Dwelling on the disagreements between the two leading Democratic candidates merely provides a case study in a broader phenomenon. Modern Presidential debates seem to do more to promote the perception of an open popular process than they do to promote the reality of an open popular process. People who are actively averse to informative political media will tune in to these spectacles, perhaps listen to a little analysis as well, and come away with a sense of satisfaction for having performed their civic duty to be well-informed. Admittedly, there are plenty of voters even less informed. Yet that is no justification for celebrating the existing process as if it did justice to the values and aspirations on which this nation was founded.

So, what should you think about Presidential debates? If you like political theater, then by all means you should assemble some snacks and enjoy the show. Even if everyone maintains his or her public persona for the duration, there are bound to be a few moments of interest. Then there are those rare instances where facades crumble and something resembling real human interaction takes place. Given the trend away from the give and take of “real” debate and toward a parade of simple questions with brief answers, neither ideas nor personalities clash much anymore. Yet the potential for an authentic exchange has yet to fall to zero.

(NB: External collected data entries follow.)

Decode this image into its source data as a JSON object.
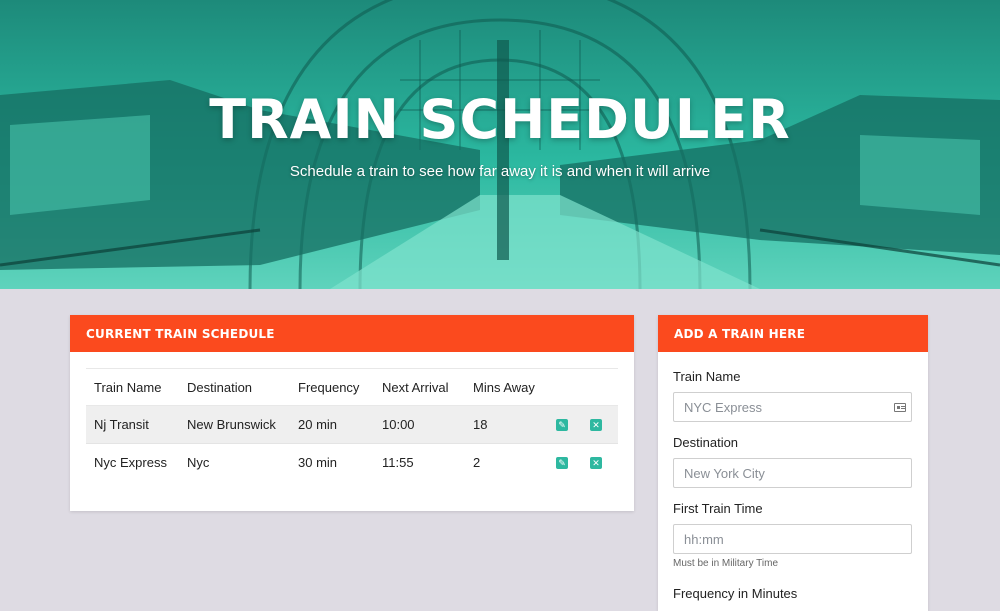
{
  "hero": {
    "title": "TRAIN SCHEDULER",
    "subtitle": "Schedule a train to see how far away it is and when it will arrive",
    "overlay_color": "#2bb8a0"
  },
  "schedule": {
    "heading": "CURRENT TRAIN SCHEDULE",
    "columns": [
      "Train Name",
      "Destination",
      "Frequency",
      "Next Arrival",
      "Mins Away"
    ],
    "rows": [
      {
        "name": "Nj Transit",
        "destination": "New Brunswick",
        "frequency": "20 min",
        "next_arrival": "10:00",
        "mins_away": "18"
      },
      {
        "name": "Nyc Express",
        "destination": "Nyc",
        "frequency": "30 min",
        "next_arrival": "11:55",
        "mins_away": "2"
      }
    ],
    "edit_icon": "pencil-icon",
    "delete_icon": "x-icon"
  },
  "add_train": {
    "heading": "ADD A TRAIN HERE",
    "train_name_label": "Train Name",
    "train_name_placeholder": "NYC Express",
    "destination_label": "Destination",
    "destination_placeholder": "New York City",
    "first_time_label": "First Train Time",
    "first_time_placeholder": "hh:mm",
    "first_time_hint": "Must be in Military Time",
    "frequency_label": "Frequency in Minutes"
  },
  "colors": {
    "accent": "#fb4a1e",
    "teal": "#2eb8a0",
    "background": "#dedbe3"
  }
}
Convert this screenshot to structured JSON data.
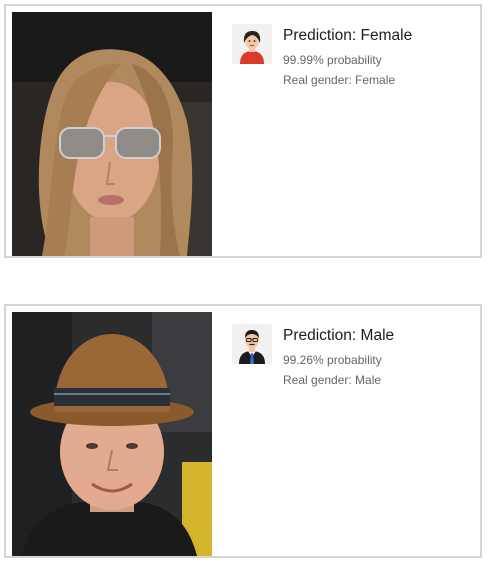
{
  "results": [
    {
      "photo": "woman with long light-brown hair and aviator sunglasses",
      "avatar_icon": "female-avatar-icon",
      "prediction_prefix": "Prediction:",
      "prediction": "Female",
      "probability": "99.99% probability",
      "real_gender": "Real gender: Female"
    },
    {
      "photo": "man wearing a brown fedora hat",
      "avatar_icon": "male-avatar-icon",
      "prediction_prefix": "Prediction:",
      "prediction": "Male",
      "probability": "99.26% probability",
      "real_gender": "Real gender: Male"
    }
  ],
  "colors": {
    "card_border": "#d4d4d4",
    "text_primary": "#1d1d1d",
    "text_secondary": "#666666",
    "avatar_bg": "#f1f1f1",
    "female_shirt": "#d93a2a",
    "male_tie": "#2a6fd1"
  }
}
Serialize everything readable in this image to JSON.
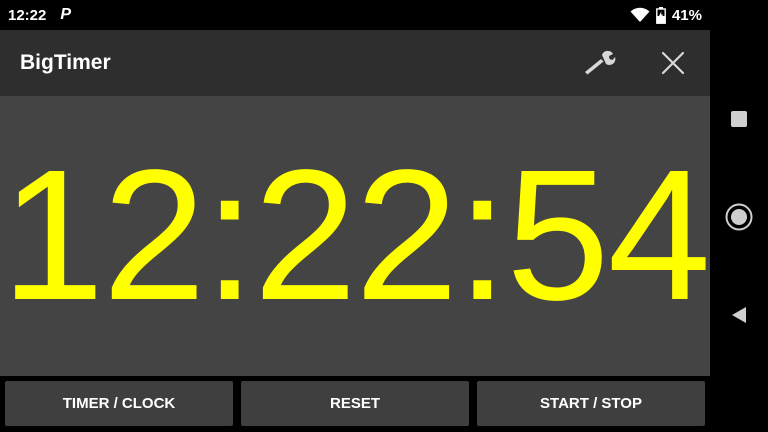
{
  "status_bar": {
    "time": "12:22",
    "battery_percent": "41%",
    "icons": [
      "parking-app-icon",
      "wifi-icon",
      "battery-charging-icon"
    ]
  },
  "app_bar": {
    "title": "BigTimer",
    "icons": [
      "wrench-icon",
      "close-icon"
    ]
  },
  "clock": {
    "display": "12:22:54",
    "color": "#ffff00",
    "background": "#444444"
  },
  "buttons": {
    "timer_clock": "TIMER / CLOCK",
    "reset": "RESET",
    "start_stop": "START / STOP"
  },
  "nav_bar": {
    "icons": [
      "recents-square-icon",
      "home-circle-icon",
      "back-triangle-icon"
    ]
  }
}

One thing you should not think about Presidential debates is that they are an effective alternative to following the issues and the candidates over the long haul. Governing a huge modern nation is about as complex as any activity could be. A quick glimpse at something relevant can add to understanding, but by itself it does not constitute understanding. If you have strong stances of your own on pressing issues, then you have a solid beginning in the hunt for insight into the best use of your vote. If not . . . well, keep checking here, and perhaps you’ll find out a great deal more about what you should think.